Quit Moaning, We're All Hurting
Let’s be honest: everyone experiences pain. For some of us, that pain comes and goes more fluidly than for others. Sometimes it’s emotional pain or the pain of regret. Others experience excruciating daily physical pain. And still for everyone, the fact remains: you often don’t remember with crystal clarity the pain you’re no longer living in.
Being compassionate with people who have non-chronic pain has been one of the hardest things for me to land on. For years I have wanted to say (and have often said) things like, “I’m not going to feel sorry for you because the difference between you and I is that tomorrow you’ll wake up without the pain”, when people around me complain of their hangnail, and, “Age doesn’t buy you the exclusive right to pain” when people my senior tell me that I’m too young to be in pain.
While these experiences, these interactions and situations I find myself in are 100% true and real, I have learned to combat this giant oversight with a swooping swing of the bat filled with empathy and understanding.
Pain sucks. It doesn’t matter if you have a toothache, a headache, a toe ache or the flu, pain for any amount of time just sucks. Everyone owns their own right to experience pain the way they do - the way they need to. The truth of the matter is that when we “swipe our pain aside” to reach into someone else’s soul and commune with them wherever they are - right there at the spot that they got stuck - where their pain is, we open up the doors to connection and relationship in a meaningful way. As true as my snarky remarks have been, they have also been a coping mechanism for me to push people away.

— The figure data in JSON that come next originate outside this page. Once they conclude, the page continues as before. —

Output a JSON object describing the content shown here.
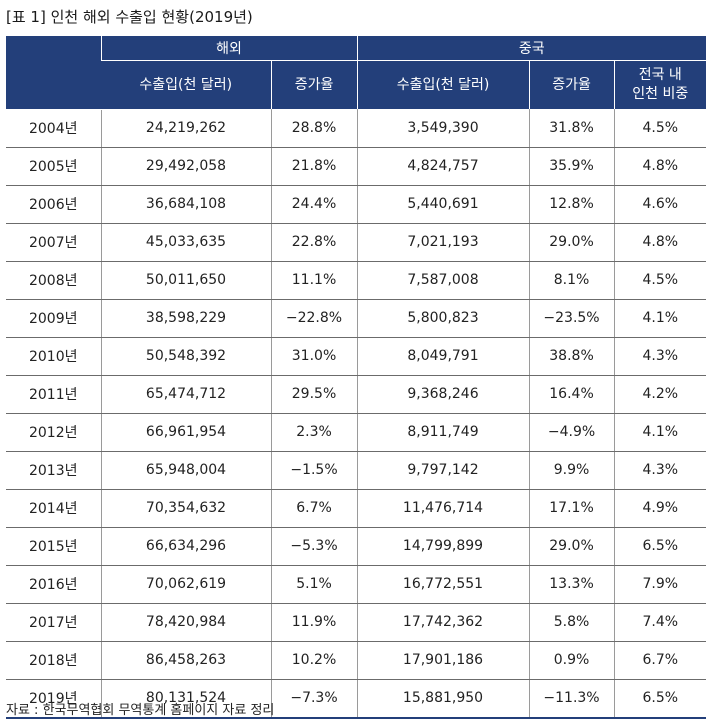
{
  "caption": "[표 1] 인천 해외 수출입 현황(2019년)",
  "header": {
    "group_overseas": "해외",
    "group_china": "중국",
    "col_overseas_trade": "수출입(천 달러)",
    "col_overseas_growth": "증가율",
    "col_china_trade": "수출입(천 달러)",
    "col_china_growth": "증가율",
    "col_share_line1": "전국 내",
    "col_share_line2": "인천 비중"
  },
  "rows": [
    {
      "year": "2004년",
      "overseas_trade": "24,219,262",
      "overseas_growth": "28.8%",
      "china_trade": "3,549,390",
      "china_growth": "31.8%",
      "share": "4.5%"
    },
    {
      "year": "2005년",
      "overseas_trade": "29,492,058",
      "overseas_growth": "21.8%",
      "china_trade": "4,824,757",
      "china_growth": "35.9%",
      "share": "4.8%"
    },
    {
      "year": "2006년",
      "overseas_trade": "36,684,108",
      "overseas_growth": "24.4%",
      "china_trade": "5,440,691",
      "china_growth": "12.8%",
      "share": "4.6%"
    },
    {
      "year": "2007년",
      "overseas_trade": "45,033,635",
      "overseas_growth": "22.8%",
      "china_trade": "7,021,193",
      "china_growth": "29.0%",
      "share": "4.8%"
    },
    {
      "year": "2008년",
      "overseas_trade": "50,011,650",
      "overseas_growth": "11.1%",
      "china_trade": "7,587,008",
      "china_growth": "8.1%",
      "share": "4.5%"
    },
    {
      "year": "2009년",
      "overseas_trade": "38,598,229",
      "overseas_growth": "−22.8%",
      "china_trade": "5,800,823",
      "china_growth": "−23.5%",
      "share": "4.1%"
    },
    {
      "year": "2010년",
      "overseas_trade": "50,548,392",
      "overseas_growth": "31.0%",
      "china_trade": "8,049,791",
      "china_growth": "38.8%",
      "share": "4.3%"
    },
    {
      "year": "2011년",
      "overseas_trade": "65,474,712",
      "overseas_growth": "29.5%",
      "china_trade": "9,368,246",
      "china_growth": "16.4%",
      "share": "4.2%"
    },
    {
      "year": "2012년",
      "overseas_trade": "66,961,954",
      "overseas_growth": "2.3%",
      "china_trade": "8,911,749",
      "china_growth": "−4.9%",
      "share": "4.1%"
    },
    {
      "year": "2013년",
      "overseas_trade": "65,948,004",
      "overseas_growth": "−1.5%",
      "china_trade": "9,797,142",
      "china_growth": "9.9%",
      "share": "4.3%"
    },
    {
      "year": "2014년",
      "overseas_trade": "70,354,632",
      "overseas_growth": "6.7%",
      "china_trade": "11,476,714",
      "china_growth": "17.1%",
      "share": "4.9%"
    },
    {
      "year": "2015년",
      "overseas_trade": "66,634,296",
      "overseas_growth": "−5.3%",
      "china_trade": "14,799,899",
      "china_growth": "29.0%",
      "share": "6.5%"
    },
    {
      "year": "2016년",
      "overseas_trade": "70,062,619",
      "overseas_growth": "5.1%",
      "china_trade": "16,772,551",
      "china_growth": "13.3%",
      "share": "7.9%"
    },
    {
      "year": "2017년",
      "overseas_trade": "78,420,984",
      "overseas_growth": "11.9%",
      "china_trade": "17,742,362",
      "china_growth": "5.8%",
      "share": "7.4%"
    },
    {
      "year": "2018년",
      "overseas_trade": "86,458,263",
      "overseas_growth": "10.2%",
      "china_trade": "17,901,186",
      "china_growth": "0.9%",
      "share": "6.7%"
    },
    {
      "year": "2019년",
      "overseas_trade": "80,131,524",
      "overseas_growth": "−7.3%",
      "china_trade": "15,881,950",
      "china_growth": "−11.3%",
      "share": "6.5%"
    }
  ],
  "source": "자료 : 한국무역협회 무역통계 홈페이지 자료 정리",
  "colors": {
    "header_bg": "#233f7a",
    "header_text": "#ffffff"
  }
}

It hurts to not be understood by other people. It hurts when people don’t want to understand, or better yet, when they act like they’re interested but ultimately don’t care. But I realized that if I don’t learn a new response to people who unintentionally or intentionally say or do hurtful things, I was only going to multiply the ache by responding in a way bereft of kindness. Give people the benefit of the doubt that they just may be going through something harder and more intense than you could possibly imagine, and they are also just trying to cope.
Bend over backwards to try and understand people before expecting them to understand you. I believe your life will be better off for it, and at the very least you may just leave them with a neutral or positive taste in their mouth rather than a negative one.